Humanizing technology relates to not what the product can do or how it does it, rather what it can do for a particular user-me. The intent of the technology is to be able to link directly with the human touch, in a flawless manner. A great example of this is the Apple iPad. Last year, I won the iPad in a company raffle and had no idea what I was going to use it for. My brothers all wanted to take it from me stating how they’re going to do work on it, read, play games, keep track of their appointments and keep up with their social networks. I didn’t give in as I wanted to cherish my prize. So I picked it up and started using it as a tool for easy access to my social networks while listening to my iTunes playlist. Then one day, I came across an easy blogging app and between that and the note pad function, it became easy for me to get back into writing. The touch keys made it easy to type with one or two hands and it’s weight didn’t make me have any sore hands. In between my breaks, I was able to watch my favorite shows on Netflix or find the latest foreign film. When my brother asked for it again, I was attached and he was surprised at my answer for what I use it for with a response “that’s it?” I guess I’m a pretty good example of an overserved consumer.

Usability is defined as how a product does a specific job. Products may have the design and capabilities to live up to its function, as the example of the hammer in class can be used to put support nails into a new painting on the wall. However, if you’re using nails 50 mils in diameter and 1 inch in length, you may not want to use a large hammer designed for creating the framing of a new house. Another example is how there adult size and child size cuffs for testing blood pressure in the medical industry. There was a time I was admitted into the ER and when the nurse took my blood pressure, she had this confused look on her face. After asking me a few questions, the readings displayed didn’t match how I was feeling. (Note: I was about 22 going in for abdominal pain, not heart issues.) She stood there and then had a smile on her face as a light bulb turned on above her head. She walked out of the room and came back with a bright colored cuff and wrapped it around my arm. She laughed when reading the display stating “now that’s better.” Not feeling well, I was trying to make out the difference of what she did. She held up both cuffs up in the air and that is when I realized one was the adult size cuff (the first one) and the brightly colored one was the child one.

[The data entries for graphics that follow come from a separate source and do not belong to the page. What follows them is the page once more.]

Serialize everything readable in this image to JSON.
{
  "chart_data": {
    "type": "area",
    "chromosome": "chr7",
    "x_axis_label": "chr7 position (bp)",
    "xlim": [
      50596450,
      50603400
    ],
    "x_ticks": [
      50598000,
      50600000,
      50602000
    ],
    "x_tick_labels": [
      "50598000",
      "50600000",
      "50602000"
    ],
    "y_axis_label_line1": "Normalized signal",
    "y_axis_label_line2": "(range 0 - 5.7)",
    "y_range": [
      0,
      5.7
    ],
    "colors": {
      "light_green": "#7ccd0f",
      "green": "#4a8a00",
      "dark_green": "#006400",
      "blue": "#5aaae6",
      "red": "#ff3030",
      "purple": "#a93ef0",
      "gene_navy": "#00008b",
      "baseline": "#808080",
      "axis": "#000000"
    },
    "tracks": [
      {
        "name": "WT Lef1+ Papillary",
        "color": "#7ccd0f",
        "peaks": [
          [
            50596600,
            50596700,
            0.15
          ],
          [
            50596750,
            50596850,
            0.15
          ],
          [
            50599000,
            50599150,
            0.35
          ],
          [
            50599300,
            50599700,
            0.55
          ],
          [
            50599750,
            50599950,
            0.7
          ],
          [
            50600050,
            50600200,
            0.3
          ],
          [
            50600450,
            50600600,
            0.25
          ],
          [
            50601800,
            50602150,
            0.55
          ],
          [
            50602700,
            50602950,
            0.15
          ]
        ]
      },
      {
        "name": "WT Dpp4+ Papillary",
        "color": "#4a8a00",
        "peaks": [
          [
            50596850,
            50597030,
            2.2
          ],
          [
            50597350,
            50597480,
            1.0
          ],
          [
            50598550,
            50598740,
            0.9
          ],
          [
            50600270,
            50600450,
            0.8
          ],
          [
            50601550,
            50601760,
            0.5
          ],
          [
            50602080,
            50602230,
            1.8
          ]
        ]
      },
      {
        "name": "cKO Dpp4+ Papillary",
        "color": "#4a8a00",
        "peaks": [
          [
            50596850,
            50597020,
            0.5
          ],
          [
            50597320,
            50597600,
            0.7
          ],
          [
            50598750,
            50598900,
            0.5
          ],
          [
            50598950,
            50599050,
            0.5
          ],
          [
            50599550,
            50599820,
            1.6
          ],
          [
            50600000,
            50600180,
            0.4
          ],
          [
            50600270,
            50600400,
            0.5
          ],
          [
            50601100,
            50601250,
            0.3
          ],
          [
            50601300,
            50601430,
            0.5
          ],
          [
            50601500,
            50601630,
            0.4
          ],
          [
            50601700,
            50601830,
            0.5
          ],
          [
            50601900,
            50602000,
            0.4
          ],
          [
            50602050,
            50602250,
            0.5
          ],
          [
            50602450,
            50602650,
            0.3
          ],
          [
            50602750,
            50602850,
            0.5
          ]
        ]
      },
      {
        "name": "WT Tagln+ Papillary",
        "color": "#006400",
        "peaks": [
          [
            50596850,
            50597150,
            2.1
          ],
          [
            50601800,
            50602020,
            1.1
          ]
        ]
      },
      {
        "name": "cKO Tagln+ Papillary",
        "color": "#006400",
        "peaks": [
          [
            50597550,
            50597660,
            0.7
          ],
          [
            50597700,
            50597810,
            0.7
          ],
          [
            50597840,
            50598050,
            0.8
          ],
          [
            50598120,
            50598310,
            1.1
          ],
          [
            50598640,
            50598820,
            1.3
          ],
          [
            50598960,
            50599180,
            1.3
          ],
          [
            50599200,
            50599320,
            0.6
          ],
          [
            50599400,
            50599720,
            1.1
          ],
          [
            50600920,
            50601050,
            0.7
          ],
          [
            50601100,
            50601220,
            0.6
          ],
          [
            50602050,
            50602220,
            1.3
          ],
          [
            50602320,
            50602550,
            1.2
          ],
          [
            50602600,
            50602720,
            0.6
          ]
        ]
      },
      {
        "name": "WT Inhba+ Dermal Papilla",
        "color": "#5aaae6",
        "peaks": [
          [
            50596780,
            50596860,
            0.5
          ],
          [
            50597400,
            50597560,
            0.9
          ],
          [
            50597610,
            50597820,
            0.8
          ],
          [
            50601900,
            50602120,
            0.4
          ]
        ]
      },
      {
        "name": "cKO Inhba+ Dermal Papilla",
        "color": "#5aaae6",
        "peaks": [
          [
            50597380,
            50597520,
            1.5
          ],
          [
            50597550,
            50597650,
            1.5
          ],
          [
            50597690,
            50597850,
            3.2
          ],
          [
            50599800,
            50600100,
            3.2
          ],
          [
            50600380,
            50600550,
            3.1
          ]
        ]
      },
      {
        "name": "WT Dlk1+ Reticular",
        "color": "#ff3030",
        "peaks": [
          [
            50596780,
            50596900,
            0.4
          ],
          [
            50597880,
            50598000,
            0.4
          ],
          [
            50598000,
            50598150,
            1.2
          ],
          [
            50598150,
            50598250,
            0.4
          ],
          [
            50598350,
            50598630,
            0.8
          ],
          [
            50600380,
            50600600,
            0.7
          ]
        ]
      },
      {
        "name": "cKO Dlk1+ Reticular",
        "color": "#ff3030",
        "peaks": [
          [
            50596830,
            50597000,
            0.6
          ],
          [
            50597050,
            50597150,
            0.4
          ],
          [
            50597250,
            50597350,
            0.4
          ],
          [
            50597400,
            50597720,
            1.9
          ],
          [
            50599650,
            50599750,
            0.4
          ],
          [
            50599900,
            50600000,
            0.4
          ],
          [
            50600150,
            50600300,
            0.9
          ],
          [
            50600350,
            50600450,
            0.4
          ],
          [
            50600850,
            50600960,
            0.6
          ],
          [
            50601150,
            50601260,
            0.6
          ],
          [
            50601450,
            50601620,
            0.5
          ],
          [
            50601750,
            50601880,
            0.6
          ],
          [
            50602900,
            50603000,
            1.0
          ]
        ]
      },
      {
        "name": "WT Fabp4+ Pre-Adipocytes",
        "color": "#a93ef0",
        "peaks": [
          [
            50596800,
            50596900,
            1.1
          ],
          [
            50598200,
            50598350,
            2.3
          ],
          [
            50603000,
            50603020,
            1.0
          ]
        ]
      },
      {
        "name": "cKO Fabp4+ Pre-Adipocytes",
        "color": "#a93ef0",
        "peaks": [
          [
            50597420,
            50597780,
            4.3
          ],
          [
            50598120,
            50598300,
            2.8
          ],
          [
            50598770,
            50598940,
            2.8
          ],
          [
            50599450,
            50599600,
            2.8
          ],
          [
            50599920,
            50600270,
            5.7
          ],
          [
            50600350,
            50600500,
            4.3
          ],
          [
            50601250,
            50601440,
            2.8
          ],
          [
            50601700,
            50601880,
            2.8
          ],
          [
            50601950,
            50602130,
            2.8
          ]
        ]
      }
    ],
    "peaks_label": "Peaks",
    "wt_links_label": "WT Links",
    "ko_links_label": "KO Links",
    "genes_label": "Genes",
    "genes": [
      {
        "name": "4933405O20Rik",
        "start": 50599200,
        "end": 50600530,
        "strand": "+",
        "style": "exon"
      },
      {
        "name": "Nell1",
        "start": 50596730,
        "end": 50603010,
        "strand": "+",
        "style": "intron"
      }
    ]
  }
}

Some of the problems stated in class about industrial design are profit without value products, objective fetishization, conspicuous consumption and elitism and exclusively. As the last two relate to each other in some extent, I will focus on these two and provides examples of these issues. Conspicuous consumption are attract consumers who are always looking for the next best thing to show off to their peers. They waste time and money such as much as they consume. Most of the time these type of consumers purchase these particular items to exemplify their status in the nation. Celebrities are a great example of conspicuous consumers where they have so much money they don’t know what to do with- no wonder the paparazzi follow them! The example I’m going to share is the short fling of Kim Kardashian and Kris Humphries. The engagement ring presented to the superficial actress was a 20 carat diamond worth $2 million; which was a discounted price from what I was told. Every woman loves diamonds, but honestly that’s too much. I don’t know if I’d be able to handle a 2 carat diamond when I get engaged.

For elitism and exclusive purchasing, the relates more to individual groups purchasing key sets of products that will ultimately move the entire market in that direction eliminating the option of low cost alternatives. With everyone being obsessed with the best health and fad diets, the examples I think of here are items purchased at Trader Joe’s or like organic health markets. The items are run on average 60% higher cost compared to your local Fry’s Marketplace store and most of the time if you actually read the label, what you get at Fry’s is healthier!